After an enigmatic scene in which Ebbo waves goodbye to his wife and daughter at the airport, pic cuts to black before embarking on a different story. Initially set in Paris, this strand follows French-born doctor Alex (Jean-Christophe Folly), of Congolese extraction, who quits his job as a family physician to travel to Cameroon to evaluate Ebbo’s sleeping sickness program for the World Health Organization. Though he has African origins, the European-educated Alex has trouble adjusting. His character works as the mirror image of Ebbo, a white man almost fully assimilated, though Koehler never pushes this analogy far enough to really connect the men as opposites or amplify any underlying themes.
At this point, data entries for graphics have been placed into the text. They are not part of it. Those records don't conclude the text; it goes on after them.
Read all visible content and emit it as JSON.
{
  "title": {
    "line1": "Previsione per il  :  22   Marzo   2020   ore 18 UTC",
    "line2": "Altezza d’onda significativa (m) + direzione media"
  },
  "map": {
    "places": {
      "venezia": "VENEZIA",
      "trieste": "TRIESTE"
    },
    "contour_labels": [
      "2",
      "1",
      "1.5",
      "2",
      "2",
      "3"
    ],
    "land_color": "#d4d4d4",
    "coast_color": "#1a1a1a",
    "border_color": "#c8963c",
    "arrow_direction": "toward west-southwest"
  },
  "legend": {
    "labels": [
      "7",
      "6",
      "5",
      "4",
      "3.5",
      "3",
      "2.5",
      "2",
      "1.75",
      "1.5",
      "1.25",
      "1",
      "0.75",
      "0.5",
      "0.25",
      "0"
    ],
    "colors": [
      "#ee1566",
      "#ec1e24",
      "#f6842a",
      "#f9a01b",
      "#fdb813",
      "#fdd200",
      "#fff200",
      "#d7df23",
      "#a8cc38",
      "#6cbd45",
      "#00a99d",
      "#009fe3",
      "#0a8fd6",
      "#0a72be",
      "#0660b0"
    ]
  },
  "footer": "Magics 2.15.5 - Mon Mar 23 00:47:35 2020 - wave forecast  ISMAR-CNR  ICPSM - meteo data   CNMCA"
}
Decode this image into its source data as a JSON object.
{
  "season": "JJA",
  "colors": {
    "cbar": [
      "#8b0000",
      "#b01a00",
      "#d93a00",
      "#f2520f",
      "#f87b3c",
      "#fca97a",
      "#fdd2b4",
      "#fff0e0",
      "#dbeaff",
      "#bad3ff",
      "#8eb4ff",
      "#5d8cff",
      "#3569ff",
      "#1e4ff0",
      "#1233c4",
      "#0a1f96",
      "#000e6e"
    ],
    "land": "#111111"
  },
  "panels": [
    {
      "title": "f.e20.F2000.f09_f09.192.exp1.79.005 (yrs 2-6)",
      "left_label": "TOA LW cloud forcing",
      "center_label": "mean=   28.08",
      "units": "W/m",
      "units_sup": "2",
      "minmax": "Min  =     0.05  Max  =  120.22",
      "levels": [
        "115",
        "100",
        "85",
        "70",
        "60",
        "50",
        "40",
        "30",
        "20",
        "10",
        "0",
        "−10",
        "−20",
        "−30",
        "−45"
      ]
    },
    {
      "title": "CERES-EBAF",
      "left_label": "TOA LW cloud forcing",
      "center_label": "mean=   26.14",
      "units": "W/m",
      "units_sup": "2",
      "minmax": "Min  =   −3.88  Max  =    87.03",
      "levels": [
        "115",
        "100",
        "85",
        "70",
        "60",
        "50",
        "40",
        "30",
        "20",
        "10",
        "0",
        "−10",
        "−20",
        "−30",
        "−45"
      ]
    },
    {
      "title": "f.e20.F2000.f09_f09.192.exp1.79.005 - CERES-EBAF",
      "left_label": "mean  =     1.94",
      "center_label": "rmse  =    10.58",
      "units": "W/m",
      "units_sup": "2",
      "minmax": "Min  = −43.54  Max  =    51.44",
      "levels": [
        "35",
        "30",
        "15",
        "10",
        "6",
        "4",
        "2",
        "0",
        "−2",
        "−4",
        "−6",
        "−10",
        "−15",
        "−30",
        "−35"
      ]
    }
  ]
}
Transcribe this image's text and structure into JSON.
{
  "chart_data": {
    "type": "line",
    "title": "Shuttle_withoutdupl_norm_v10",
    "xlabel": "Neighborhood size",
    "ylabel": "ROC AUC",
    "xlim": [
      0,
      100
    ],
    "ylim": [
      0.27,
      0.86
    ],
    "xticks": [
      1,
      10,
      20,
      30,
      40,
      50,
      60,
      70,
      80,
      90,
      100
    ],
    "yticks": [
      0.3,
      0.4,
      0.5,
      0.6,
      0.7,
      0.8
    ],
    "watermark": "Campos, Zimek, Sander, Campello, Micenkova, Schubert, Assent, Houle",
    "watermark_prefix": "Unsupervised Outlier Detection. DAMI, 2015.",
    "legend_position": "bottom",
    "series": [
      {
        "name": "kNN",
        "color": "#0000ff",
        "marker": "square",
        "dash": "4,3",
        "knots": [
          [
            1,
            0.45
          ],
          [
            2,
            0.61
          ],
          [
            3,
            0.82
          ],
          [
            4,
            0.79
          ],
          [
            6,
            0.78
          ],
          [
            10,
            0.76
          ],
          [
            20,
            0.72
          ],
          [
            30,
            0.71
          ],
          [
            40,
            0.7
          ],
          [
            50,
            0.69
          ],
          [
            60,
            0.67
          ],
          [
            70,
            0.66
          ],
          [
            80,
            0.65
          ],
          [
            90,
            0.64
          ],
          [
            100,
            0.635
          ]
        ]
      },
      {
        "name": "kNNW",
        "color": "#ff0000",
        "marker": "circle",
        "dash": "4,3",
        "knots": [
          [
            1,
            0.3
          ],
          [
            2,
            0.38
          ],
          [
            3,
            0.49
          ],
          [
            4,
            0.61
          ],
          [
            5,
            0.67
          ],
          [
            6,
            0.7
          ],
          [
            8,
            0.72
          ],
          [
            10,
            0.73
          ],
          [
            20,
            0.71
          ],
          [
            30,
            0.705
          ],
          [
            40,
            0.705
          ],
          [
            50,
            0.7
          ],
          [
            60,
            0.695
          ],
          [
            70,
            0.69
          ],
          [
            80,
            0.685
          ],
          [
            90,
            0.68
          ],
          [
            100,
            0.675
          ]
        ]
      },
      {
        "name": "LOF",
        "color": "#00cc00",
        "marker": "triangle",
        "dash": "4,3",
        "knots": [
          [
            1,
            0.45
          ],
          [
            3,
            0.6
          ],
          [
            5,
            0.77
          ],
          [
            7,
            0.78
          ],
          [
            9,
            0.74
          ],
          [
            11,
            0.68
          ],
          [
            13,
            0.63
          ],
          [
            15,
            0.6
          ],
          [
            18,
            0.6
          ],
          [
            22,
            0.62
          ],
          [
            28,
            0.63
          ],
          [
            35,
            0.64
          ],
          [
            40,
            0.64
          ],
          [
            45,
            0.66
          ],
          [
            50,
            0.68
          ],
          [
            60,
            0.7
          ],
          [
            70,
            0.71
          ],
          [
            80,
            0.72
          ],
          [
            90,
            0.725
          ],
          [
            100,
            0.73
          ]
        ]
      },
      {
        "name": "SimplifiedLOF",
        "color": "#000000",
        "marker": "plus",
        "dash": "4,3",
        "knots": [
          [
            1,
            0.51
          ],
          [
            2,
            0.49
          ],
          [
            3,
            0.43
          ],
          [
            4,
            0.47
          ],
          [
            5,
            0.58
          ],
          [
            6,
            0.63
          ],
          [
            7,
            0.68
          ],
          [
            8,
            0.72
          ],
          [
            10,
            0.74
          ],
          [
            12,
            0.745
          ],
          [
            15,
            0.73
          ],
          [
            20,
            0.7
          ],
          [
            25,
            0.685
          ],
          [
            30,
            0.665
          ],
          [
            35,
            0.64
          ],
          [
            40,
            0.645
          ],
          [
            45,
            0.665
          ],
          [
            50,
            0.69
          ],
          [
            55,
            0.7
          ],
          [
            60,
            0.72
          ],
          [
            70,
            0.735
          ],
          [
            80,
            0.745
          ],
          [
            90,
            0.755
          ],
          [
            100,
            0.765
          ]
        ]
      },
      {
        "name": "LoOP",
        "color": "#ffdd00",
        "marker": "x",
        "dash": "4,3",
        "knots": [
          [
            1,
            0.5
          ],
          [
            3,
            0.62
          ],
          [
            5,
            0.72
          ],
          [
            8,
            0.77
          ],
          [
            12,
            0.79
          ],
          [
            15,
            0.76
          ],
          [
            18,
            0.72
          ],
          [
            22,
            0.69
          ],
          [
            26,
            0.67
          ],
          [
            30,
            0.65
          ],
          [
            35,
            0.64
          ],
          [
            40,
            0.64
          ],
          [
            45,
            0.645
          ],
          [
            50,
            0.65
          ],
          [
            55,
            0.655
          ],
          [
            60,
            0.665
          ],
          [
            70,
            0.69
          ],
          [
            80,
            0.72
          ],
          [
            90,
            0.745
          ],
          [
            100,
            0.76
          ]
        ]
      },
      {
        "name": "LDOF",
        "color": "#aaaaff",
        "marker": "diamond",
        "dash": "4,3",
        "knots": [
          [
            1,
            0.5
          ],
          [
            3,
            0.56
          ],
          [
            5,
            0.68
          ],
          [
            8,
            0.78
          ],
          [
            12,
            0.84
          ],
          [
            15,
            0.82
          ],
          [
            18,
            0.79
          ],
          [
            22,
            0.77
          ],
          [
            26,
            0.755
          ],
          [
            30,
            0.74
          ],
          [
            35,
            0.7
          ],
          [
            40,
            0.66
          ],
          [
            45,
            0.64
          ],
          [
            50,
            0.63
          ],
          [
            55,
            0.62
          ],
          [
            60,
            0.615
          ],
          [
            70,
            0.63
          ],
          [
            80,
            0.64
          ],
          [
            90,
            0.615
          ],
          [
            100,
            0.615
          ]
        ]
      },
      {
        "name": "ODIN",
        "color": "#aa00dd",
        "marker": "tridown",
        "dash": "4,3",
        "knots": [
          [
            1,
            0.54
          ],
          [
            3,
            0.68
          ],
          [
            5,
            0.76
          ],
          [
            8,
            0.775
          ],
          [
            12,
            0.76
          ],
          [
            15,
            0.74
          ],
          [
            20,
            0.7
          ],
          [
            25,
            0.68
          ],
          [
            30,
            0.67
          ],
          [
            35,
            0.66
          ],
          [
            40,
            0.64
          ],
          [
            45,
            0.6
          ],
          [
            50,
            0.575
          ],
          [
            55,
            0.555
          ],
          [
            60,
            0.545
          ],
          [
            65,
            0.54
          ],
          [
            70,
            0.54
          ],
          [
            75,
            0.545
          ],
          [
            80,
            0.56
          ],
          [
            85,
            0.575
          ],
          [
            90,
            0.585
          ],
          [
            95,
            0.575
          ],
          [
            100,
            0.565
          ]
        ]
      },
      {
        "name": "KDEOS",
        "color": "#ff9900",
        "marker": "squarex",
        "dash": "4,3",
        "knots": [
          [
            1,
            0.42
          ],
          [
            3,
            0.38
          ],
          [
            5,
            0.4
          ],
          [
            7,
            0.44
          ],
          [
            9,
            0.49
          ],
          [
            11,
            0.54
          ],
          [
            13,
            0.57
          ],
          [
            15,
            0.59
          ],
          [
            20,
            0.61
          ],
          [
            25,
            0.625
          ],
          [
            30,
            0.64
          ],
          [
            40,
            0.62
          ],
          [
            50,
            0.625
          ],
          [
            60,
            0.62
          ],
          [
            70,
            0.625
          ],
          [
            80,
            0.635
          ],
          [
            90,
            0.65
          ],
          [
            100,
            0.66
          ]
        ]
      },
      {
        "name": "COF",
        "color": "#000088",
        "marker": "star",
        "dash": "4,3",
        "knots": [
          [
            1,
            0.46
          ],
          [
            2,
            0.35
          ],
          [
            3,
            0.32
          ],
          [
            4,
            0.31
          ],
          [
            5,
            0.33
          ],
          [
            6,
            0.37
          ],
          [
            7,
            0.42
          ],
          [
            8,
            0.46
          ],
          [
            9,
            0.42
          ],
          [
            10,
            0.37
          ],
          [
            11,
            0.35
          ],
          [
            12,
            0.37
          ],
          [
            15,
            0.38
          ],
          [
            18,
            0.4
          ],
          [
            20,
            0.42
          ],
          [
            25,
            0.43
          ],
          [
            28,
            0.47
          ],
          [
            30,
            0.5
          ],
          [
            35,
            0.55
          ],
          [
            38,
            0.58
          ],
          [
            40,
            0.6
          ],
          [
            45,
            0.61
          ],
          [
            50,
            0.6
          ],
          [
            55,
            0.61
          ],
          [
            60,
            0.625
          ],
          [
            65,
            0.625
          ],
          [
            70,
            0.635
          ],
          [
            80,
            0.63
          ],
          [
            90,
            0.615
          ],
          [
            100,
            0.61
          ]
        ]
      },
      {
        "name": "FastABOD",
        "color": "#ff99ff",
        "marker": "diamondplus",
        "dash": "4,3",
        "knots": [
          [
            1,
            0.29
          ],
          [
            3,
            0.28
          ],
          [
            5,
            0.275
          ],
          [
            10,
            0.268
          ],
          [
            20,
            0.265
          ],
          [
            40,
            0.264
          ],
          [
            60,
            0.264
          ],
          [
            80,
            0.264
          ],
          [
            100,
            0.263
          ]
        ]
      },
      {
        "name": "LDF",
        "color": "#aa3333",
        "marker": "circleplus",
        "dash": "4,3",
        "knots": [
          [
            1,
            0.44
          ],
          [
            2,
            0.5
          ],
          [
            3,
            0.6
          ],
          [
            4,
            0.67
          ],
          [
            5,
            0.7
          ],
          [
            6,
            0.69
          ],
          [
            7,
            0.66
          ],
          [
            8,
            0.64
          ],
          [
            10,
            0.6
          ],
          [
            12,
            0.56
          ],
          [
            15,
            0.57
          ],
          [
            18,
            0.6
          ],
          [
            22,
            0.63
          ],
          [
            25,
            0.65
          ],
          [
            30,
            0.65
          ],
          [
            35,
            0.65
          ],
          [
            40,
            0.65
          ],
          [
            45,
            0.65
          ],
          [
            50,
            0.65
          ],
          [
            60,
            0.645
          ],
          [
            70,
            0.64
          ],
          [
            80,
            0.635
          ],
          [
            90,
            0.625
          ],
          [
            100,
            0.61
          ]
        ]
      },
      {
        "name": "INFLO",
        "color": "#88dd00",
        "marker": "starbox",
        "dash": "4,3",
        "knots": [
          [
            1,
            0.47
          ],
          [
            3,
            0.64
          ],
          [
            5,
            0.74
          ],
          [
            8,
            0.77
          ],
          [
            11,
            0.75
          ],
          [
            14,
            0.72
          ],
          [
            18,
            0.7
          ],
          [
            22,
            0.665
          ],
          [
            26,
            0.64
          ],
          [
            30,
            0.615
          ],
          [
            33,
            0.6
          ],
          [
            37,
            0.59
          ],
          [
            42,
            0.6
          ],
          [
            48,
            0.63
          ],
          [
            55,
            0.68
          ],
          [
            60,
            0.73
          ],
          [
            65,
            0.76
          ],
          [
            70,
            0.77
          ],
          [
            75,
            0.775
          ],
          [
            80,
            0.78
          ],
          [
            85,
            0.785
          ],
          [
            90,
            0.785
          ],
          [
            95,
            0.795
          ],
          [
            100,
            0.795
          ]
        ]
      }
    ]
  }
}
The doctors finally cross paths around the hour mark, and it becomes clear the now almost invisible Ebbo has stayed on in Africa alone, getting himself an African wife and in-laws while working for Gaspard. Final reels, set during a nighttime hunt, take the pic into territory that’s hard to read, leaving it up in the air whether Africa has turned Ebbo into a sick Kurtz-like figure or whether he’s become truly absorbed by his surroundings. Similarly, and as in his previous works, Koehler simply observes rather than explains what he shows (in this case, the divide between Africa and Europe, black and white, rich and poor, etc.).
Acting by Dutch veteran thesp Bokma (“Cloaca”) and young Folly (“35 Shots of Rum”) is naturalistic and convincing. Pic, shot on location, looks good, with Koehler’s regular d.p., Patrick Orth, delivering especially noteworthy work during the many nighttime sequences.